Pelaku menjalankan aksinya setelah korban meminta bantuan mengurus pembayaran pajak mobilnya, Senin (6/6). Mereka tinggal bertetangga di Desa Trimoharjo, Kecamatan Semendawai Suku III, Ogan Komering Ulu (OKU) Timur, Sumatera Selatan.
Keduanya sepakat bekerjasama dengan upah jasa sekaligus pembayaran pajak mobil Kijang Innova nomor polisi BG 1283 YA sebesar Rp3,3 juta. Korban berharap pelaku segera mengurusnya karena masa berlaku hampir habis.
Tak lama kemudian, pelaku menyerahkan STNK mobil itu. Namun, korban curiga karena lembar pengesahan tanpa dibubuhi cap resmi.
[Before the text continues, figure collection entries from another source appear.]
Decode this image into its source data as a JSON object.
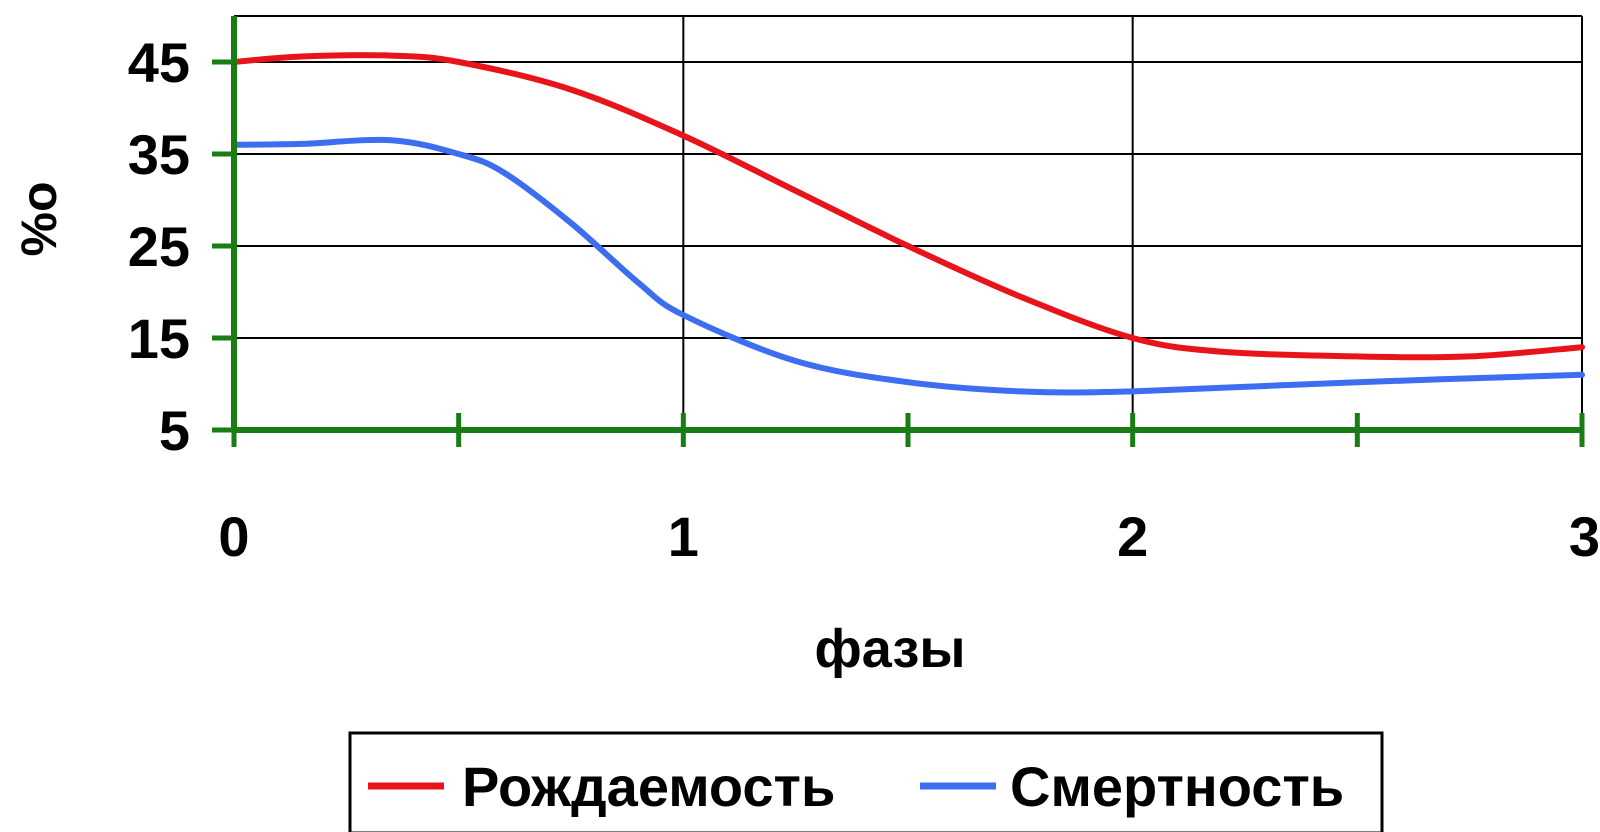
{
  "chart_data": {
    "type": "line",
    "xlabel": "фазы",
    "ylabel": "%o",
    "xlim": [
      0,
      3
    ],
    "ylim": [
      5,
      50
    ],
    "x_ticks": [
      0,
      1,
      2,
      3
    ],
    "x_tick_labels": [
      "0",
      "1",
      "2",
      "3"
    ],
    "x_minor_ticks": [
      0.5,
      1.5,
      2.5
    ],
    "y_ticks": [
      5,
      15,
      25,
      35,
      45
    ],
    "y_tick_labels": [
      "5",
      "15",
      "25",
      "35",
      "45"
    ],
    "grid": true,
    "legend_position": "bottom",
    "series": [
      {
        "name": "Рождаемость",
        "color": "#e8141b",
        "points": [
          [
            0,
            45
          ],
          [
            0.15,
            45.6
          ],
          [
            0.35,
            45.7
          ],
          [
            0.5,
            45
          ],
          [
            0.75,
            42
          ],
          [
            1.0,
            37
          ],
          [
            1.25,
            31
          ],
          [
            1.5,
            25
          ],
          [
            1.75,
            19.5
          ],
          [
            2.0,
            15
          ],
          [
            2.2,
            13.5
          ],
          [
            2.5,
            13
          ],
          [
            2.75,
            13
          ],
          [
            3.0,
            14
          ]
        ]
      },
      {
        "name": "Смертность",
        "color": "#3d6ef0",
        "points": [
          [
            0,
            36
          ],
          [
            0.15,
            36.1
          ],
          [
            0.35,
            36.5
          ],
          [
            0.5,
            35
          ],
          [
            0.6,
            33
          ],
          [
            0.75,
            27.5
          ],
          [
            0.9,
            21
          ],
          [
            1.0,
            17.5
          ],
          [
            1.25,
            12.5
          ],
          [
            1.5,
            10.2
          ],
          [
            1.75,
            9.2
          ],
          [
            2.0,
            9.2
          ],
          [
            2.5,
            10.2
          ],
          [
            3.0,
            11
          ]
        ]
      }
    ]
  }
}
Merasa tertipu, korban meminta uangnya kembali namun pelaku justru kabur beberapa hari dan langsung ditangkap polisi begitu sekembali ke kampung.
Kapolsek Semendawai Suku III Iptu Johan Syafri mengungkapkan, modus yang digunakan tersangka adalah memalsukan STNK dengan membuat tandatangan palsu dari pejabat berwenang. Penyidik masih mendalami kasus ini untuk mengungkap berapa banyak aksi yang telah dilakukannya.
"Tersangka mengaku bisa mengurus pembayaran pajak, dia meminta uang kepada tetangga Rp3,3 juta dan ternyata lembaran STNK itu palsu," ungkap Johan, Jumat (19/6).
Atas perbuatannya, tersangka dikenakan Pasal 372 dan Pasal 378 KUHP dengan ancaman tujuh tahun penjara. Barang bukti disita selembar STNK palsu dan surat ketetapan pajak.